Figure 3. Metabolomic analysis of statin-treated mouse EBs.

(a) Heat map showing differences in the profiles of 147 metabolites in EBs that were treated with or without ATV during days 3–5 and subjected to metabolomic analysis on days 4 and 5. (b) Principal component analysis of the EBs in (a). Principal components 1 and 2 account for 36.9% and 29.5% of total variance, respectively. (c) Intracellular levels of the indicated metabolites in the EBs in (a). Data are expressed as the relative area of signal peaks corresponding to each metabolite and represent the mean ± SD (n = 3). (d) Intracellular levels of the indicated free FAs and acylcarnitines in the EBs in (a) analysed as in (c). (e) Intracellular cholesterol levels in the EBs in (a) analysed as in (c). *P < 0.005.

Figure 4. Identification of the effector pathway downstream of mevalonate.

(a) Cardiomyocyte differentiation in EBs treated with DMSO (control) or 10 μM ATV, zaragozic acid (ZA), GGTI-2133 (GGTI) or FTI-277 (FTI) during days 3–6. Results were analysed as in Fig. 1c. (b) Real-time PCR of T expression in EBs treated with DMSO or 10 μM ATV, ZA, GGTI or FTI during days 3–4 and collected on day 4. Results were analysed as in Fig. 1b. *P < 0.05, **P < 0.001. *Zaragonic acid increased T and Lhx1 expression, which might be due to upregulation of HMGCR levels on day 3 and 4 (Supplementary Figure 3e). (c) Real-time PCR of T levels in EBs treated with DMSO or 10 μM ATV, with/without 12.5 μM farnesol (FOH), during days 3–5 and collected on day 5. Results were analysed as in Fig. 1b. (d) Representative 2D-PAGE images of farnesylated proteins detected with biotin-phosphine from ES cells and EBs that were left untreated (left) or treated with 10 μM FTI-277 (right) and analysed on day 4. Results are representative of three cultures. Black arrowheads, ~20 kDa farnesylated proteins; white arrowhead, EB-specific farnesylated protein. (e) Immunostaining to detect the localisation of Flag-Myc-tagged Lamin B1 (WT) or Lamin B1 (C-S mutant) in ES cells. Nuclei were visualised by Hoechst 33342 staining. Scale bars, 5 μm. (f) Real-time PCR of the indicated genes in the Lamin B1 WT, KO and REV EBs. EBs were collected at the indicated times and analysed as in Fig. 1b. *P < 0.05.
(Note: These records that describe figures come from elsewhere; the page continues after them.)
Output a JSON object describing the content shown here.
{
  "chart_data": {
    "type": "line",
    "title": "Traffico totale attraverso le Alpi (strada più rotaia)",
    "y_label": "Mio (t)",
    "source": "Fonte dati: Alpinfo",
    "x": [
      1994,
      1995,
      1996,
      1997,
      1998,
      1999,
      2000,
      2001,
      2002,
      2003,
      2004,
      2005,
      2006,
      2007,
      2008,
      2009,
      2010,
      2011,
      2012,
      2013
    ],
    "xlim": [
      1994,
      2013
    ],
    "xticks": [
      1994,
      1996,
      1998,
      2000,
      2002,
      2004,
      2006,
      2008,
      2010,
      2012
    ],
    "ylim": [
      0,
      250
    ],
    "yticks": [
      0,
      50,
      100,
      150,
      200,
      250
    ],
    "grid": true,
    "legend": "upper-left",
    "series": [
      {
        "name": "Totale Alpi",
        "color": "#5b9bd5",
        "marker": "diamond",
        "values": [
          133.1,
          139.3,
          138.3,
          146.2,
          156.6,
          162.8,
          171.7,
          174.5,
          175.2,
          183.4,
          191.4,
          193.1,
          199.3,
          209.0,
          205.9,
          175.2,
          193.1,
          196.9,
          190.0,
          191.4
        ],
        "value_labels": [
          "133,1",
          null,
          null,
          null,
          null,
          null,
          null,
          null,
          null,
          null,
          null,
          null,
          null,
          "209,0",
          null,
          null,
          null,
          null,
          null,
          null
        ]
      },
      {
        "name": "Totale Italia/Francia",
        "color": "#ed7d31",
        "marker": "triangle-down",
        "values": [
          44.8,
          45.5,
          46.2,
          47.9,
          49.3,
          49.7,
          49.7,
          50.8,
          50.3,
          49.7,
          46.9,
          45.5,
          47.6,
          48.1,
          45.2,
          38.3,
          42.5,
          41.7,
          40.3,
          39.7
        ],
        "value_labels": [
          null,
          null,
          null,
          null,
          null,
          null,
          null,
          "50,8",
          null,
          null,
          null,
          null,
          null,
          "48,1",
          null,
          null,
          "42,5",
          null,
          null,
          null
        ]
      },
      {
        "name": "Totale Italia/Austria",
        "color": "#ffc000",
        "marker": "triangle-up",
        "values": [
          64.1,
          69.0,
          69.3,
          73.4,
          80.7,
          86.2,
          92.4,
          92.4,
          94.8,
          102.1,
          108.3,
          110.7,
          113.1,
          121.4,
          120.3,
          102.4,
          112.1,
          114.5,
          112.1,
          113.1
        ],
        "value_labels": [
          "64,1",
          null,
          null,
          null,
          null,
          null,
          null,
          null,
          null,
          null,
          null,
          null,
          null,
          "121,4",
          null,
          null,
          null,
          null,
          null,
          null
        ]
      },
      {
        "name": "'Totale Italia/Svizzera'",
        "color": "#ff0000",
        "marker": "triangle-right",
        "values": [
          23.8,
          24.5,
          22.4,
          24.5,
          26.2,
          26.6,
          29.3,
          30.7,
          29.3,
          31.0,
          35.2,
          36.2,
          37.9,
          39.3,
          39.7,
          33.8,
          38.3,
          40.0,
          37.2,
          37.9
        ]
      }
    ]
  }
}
Figure 5. Involvement of the mevalonate pathway in primitive streak formation in mouse embryos.

Top: Schematic diagram of mouse embryonic development on the indicated days. Bottom: The mevalonate pathway produces farnesyl diphosphate for cholesterol synthesis, protein geranylgeranylation and protein farnesylation. The farnesylation of various proteins, including small G proteins and the nuclear protein Lamin B1, triggers primitive streak formation. Statins inhibit the induction of primitive streak genes by suppressing protein farnesylation. Consistent with our observations, Hmgcr KO mice and FTase KO mice are embryonic lethal at E8.5 and E7.5, respectively.